Bundesaußenministerin Annalena Baerbock (Grüne) will bei ihrem Antrittsbesuch in den USA die Bedeutung der transatlantischen Partnerschaft hervorheben, besonders mit Blick auf die Ukraine-Krise geht es aber auch um die Eigenständigkeit Europas. „Als Europäer haben wir keinen stärkeren Partner als die USA“, erklärte Baerbock am Mittwoch vor ihren Gesprächen in den USA. Die europäischen Interessen seien jedoch nicht deckungsgleich mit den amerikanischen, warnte ihr Parteikollege Omid Nouripour.
Für die kommenden Tage sind wegen des Ukraine-Konflikts Gespräche auf mehreren Ebenen mit Russland geplant. Die EU und ihre Mitgliedstaaten spielen dabei allerdings nur eine Nebenrolle: Moskau spricht vor allem mit Vertretern der USA und der Nato.

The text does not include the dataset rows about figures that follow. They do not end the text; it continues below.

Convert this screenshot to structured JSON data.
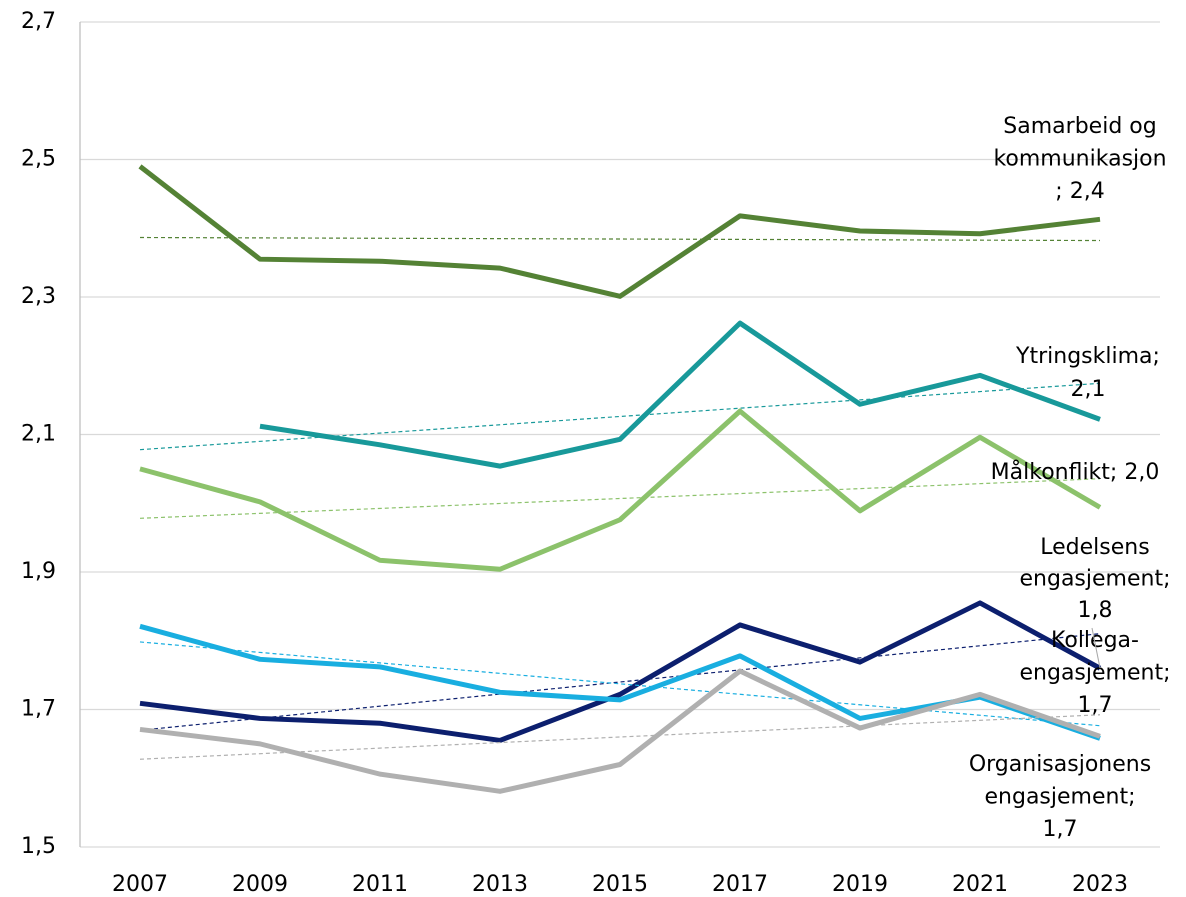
{
  "chart_data": {
    "type": "line",
    "categories": [
      "2007",
      "2009",
      "2011",
      "2013",
      "2015",
      "2017",
      "2019",
      "2021",
      "2023"
    ],
    "ylim": [
      1.5,
      2.7
    ],
    "yticks": [
      {
        "value": 1.5,
        "label": "1,5"
      },
      {
        "value": 1.7,
        "label": "1,7"
      },
      {
        "value": 1.9,
        "label": "1,9"
      },
      {
        "value": 2.1,
        "label": "2,1"
      },
      {
        "value": 2.3,
        "label": "2,3"
      },
      {
        "value": 2.5,
        "label": "2,5"
      },
      {
        "value": 2.7,
        "label": "2,7"
      }
    ],
    "grid": true,
    "trendline": true,
    "series": [
      {
        "name": "Samarbeid og kommunikasjon",
        "color": "#548235",
        "label": [
          "Samarbeid og",
          "kommunikasjon",
          "; 2,4"
        ],
        "values": [
          2.49,
          2.355,
          2.352,
          2.342,
          2.301,
          2.418,
          2.396,
          2.392,
          2.413
        ]
      },
      {
        "name": "Ytringsklima",
        "color": "#18999a",
        "label": [
          "Ytringsklima;",
          "2,1"
        ],
        "values": [
          null,
          2.112,
          2.085,
          2.054,
          2.093,
          2.262,
          2.144,
          2.186,
          2.122
        ]
      },
      {
        "name": "Målkonflikt",
        "color": "#8cc26b",
        "label": [
          "Målkonflikt; 2,0"
        ],
        "values": [
          2.05,
          2.002,
          1.917,
          1.904,
          1.976,
          2.134,
          1.989,
          2.096,
          1.994
        ]
      },
      {
        "name": "Ledelsens engasjement",
        "color": "#0c1f6e",
        "label": [
          "Ledelsens",
          "engasjement;",
          "1,8"
        ],
        "values": [
          1.709,
          1.687,
          1.68,
          1.655,
          1.722,
          1.823,
          1.769,
          1.855,
          1.76
        ]
      },
      {
        "name": "Kollega-engasjement",
        "color": "#19aee0",
        "label": [
          "Kollega-",
          "engasjement;",
          "1,7"
        ],
        "values": [
          1.821,
          1.773,
          1.762,
          1.725,
          1.714,
          1.778,
          1.687,
          1.718,
          1.658
        ]
      },
      {
        "name": "Organisasjonens engasjement",
        "color": "#b0b0b0",
        "label": [
          "Organisasjonens",
          "engasjement;",
          "1,7"
        ],
        "values": [
          1.671,
          1.65,
          1.606,
          1.581,
          1.62,
          1.756,
          1.673,
          1.722,
          1.661
        ]
      }
    ]
  }
}
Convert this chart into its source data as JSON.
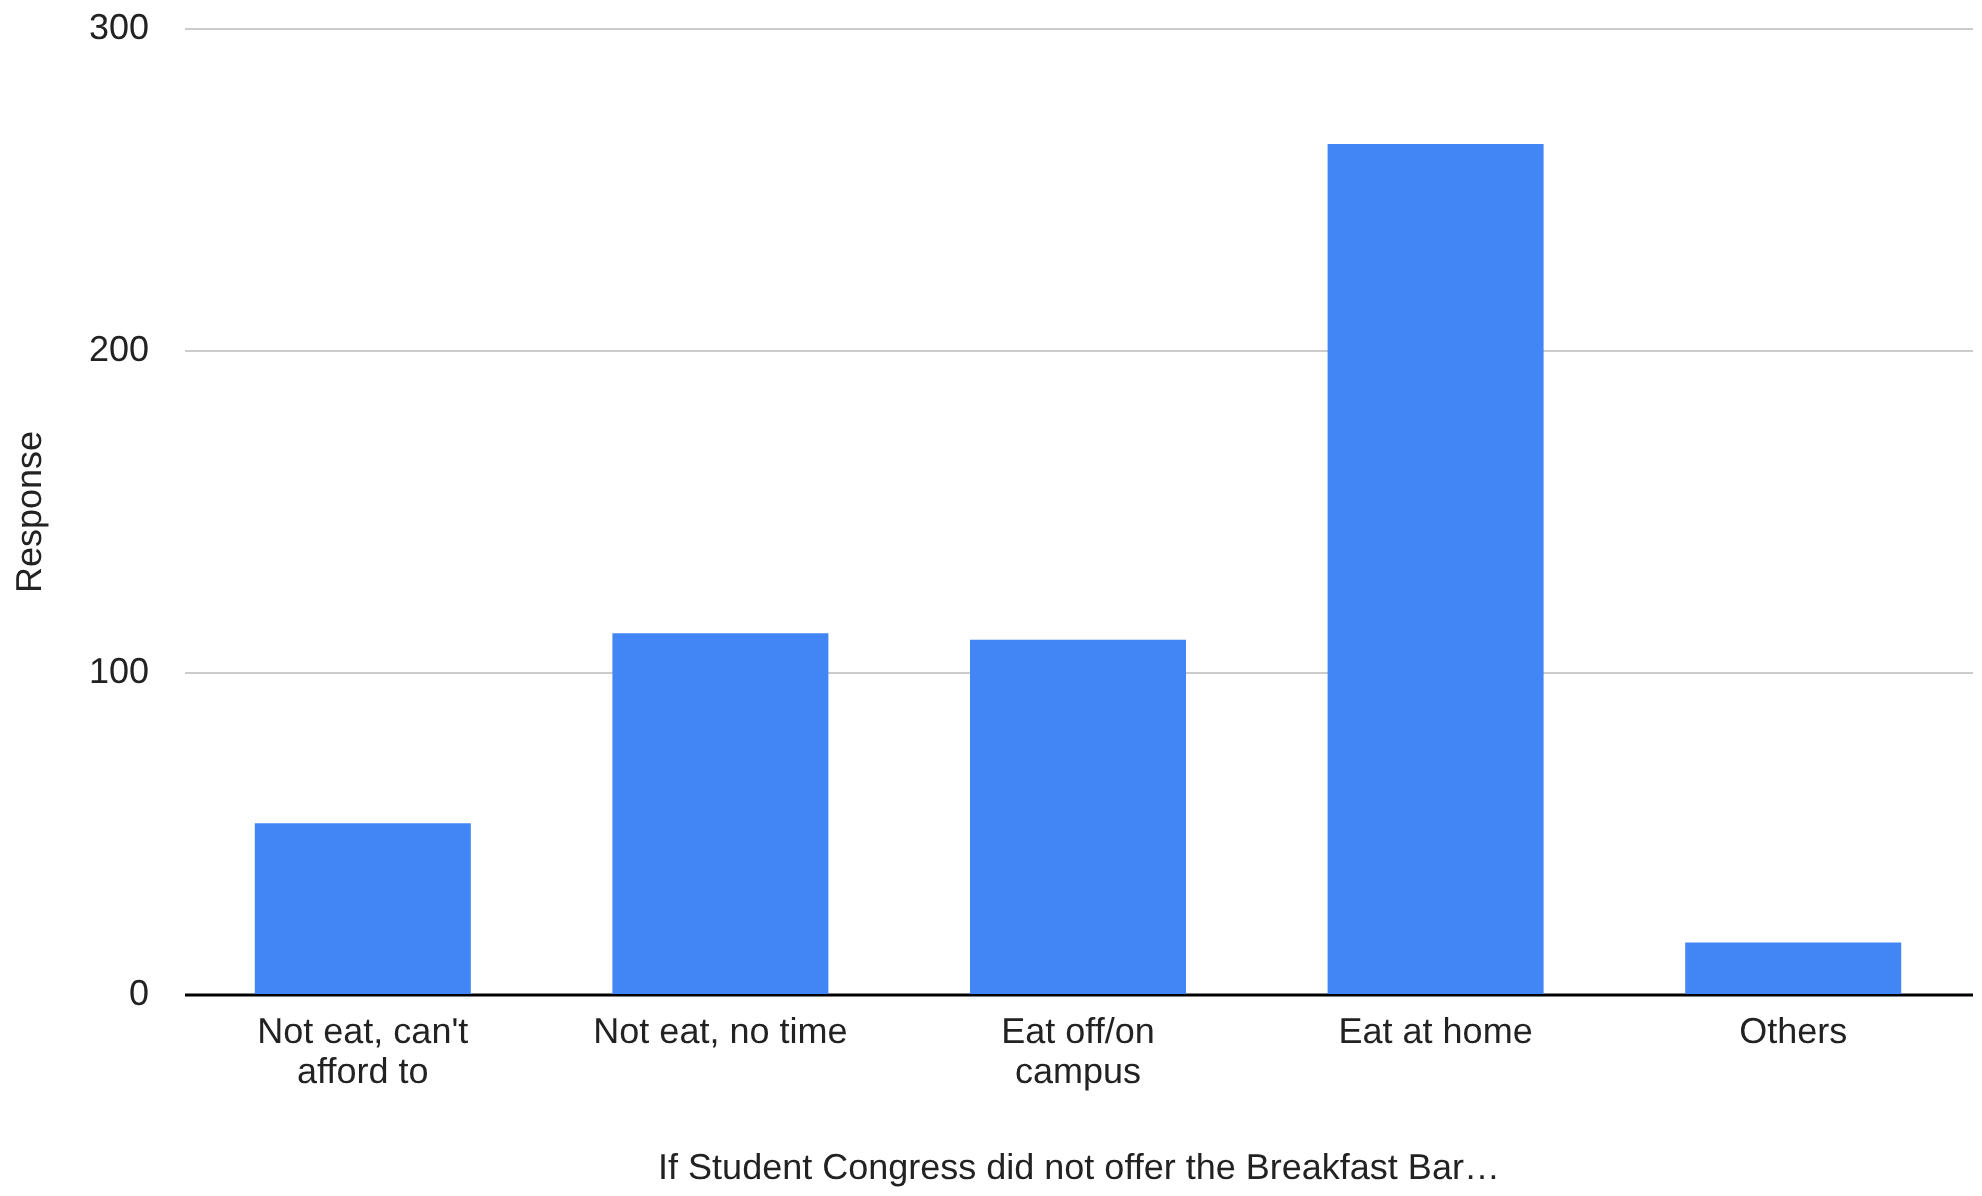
{
  "chart_data": {
    "type": "bar",
    "xlabel": "If Student Congress did not offer the Breakfast Bar…",
    "ylabel": "Response",
    "categories": [
      "Not eat, can't afford to",
      "Not eat, no time",
      "Eat off/on campus",
      "Eat at home",
      "Others"
    ],
    "values": [
      53,
      112,
      110,
      264,
      16
    ],
    "color": "#4285f4",
    "ylim": [
      0,
      300
    ],
    "yticks": [
      0,
      100,
      200,
      300
    ],
    "grid": "y"
  }
}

Der einzige Weg aus der Krise führe über Dialog, erklärte Baerbock. „Dies haben wir der russischen Regierung in den vergangenen Tagen und Wochen immer wieder eindringlich deutlich gemacht.“ Bei dem Treffen mit ihrem US-Kollegen Antony Blinken in Washington wolle sie die gemeinsame Botschaft an Moskau betonen: Das russische Handeln in Bezug auf die Ukraine sei „mit einem klaren Preisschild gekennzeichnet“.
Baerbock wollte Blinken um 11.00 Uhr (Ortszeit; 17.00 Uhr MEZ) treffen und eine Stunde später gemeinsam mit ihm vor die Presse treten.
„Die Europäer müssen eine eigene Souveränität anstreben“, sagte Nouripour den Zeitungen der Funke Mediengruppe. Das werde Baerbock der US-Seite bei ihrem Besuch auch sagen. „Trotzdem ist es von großer Bedeutung, eine Partnerschaft auf der Basis gemeinsamer Werte zu pflegen und zu vertiefen – und zwar unabhängig davon, wer gerade im Oval Office und im Kanzleramt sitzt.“
Frankreichs Außenminister Jean-Yves Le Drian und auch der Vorsitzende des Auswärtigen Ausschusses des Bundestags, Michael Roth (SPD), riefen die EU im Ukraine-Konflikt zu enger Koordinierung und Geschlossenheit auf. „Die EU darf sich nicht spalten lassen“, sagte Roth im ARD-„Morgenmagazin“. „Das heißt, wir müssen auch die Sorgen und Ängste unserer baltischen Partner, unserer polnischen Partner angemessen miteinbeziehen.“
Roth begrüßte, dass der EU-Außenbeauftragte Josep Borrell „nochmal ein Solidaritätssignal in der Ukraine“ ausgesendet habe. Borrell war am Dienstag für einen mehrtägigen Besuch in die Ukraine gereist. „Angesichts der verstärkten militärischen Aufrüstung Russlands bin ich hier, um die Unterstützung der EU für die Souveränität und territoriale Integrität der Ukraine zu bekunden“, erklärte Borrell auf Twitter.
Borrell hatte bereits im Dezember betont, „jede Diskussion über die europäische Sicherheit muss in Abstimmung mit der EU und unter Beteiligung der EU stattfinden“. Die EU befürchtet, bei den Gesprächen zwischen den USA und Russland über den Ukraine-Konflikt übergangen zu werden.
Auch der CDU-Außenpolitiker Norbert Röttgen forderte, die Lösung des Ukraine-Konflikts nicht alleine den USA und Russland zu überlassen. „Obwohl es sich um eine europäische Krise handelt, wird der Konflikt um die Ukraine zurzeit ausschließlich zwischen Russland und den USA verhandelt“, kritisierte Röttgen im Interview mit der Düsseldorfer „Rheinischen Post“ und dem Bonner „General-Anzeiger“.
Ein massiver russischer Truppenaufmarsch mit rund 100.000 Soldaten an der ukrainischen Grenze schürte in den vergangenen Wochen in der Ukraine wie im Westen Ängste, dass eine russische Invasion in dem Nachbarstaat bevorstehen könnte. Moskau dementiert jedoch jegliche Angriffspläne und wirft seinerseits Kiew und der Nato „Provokationen“ vor.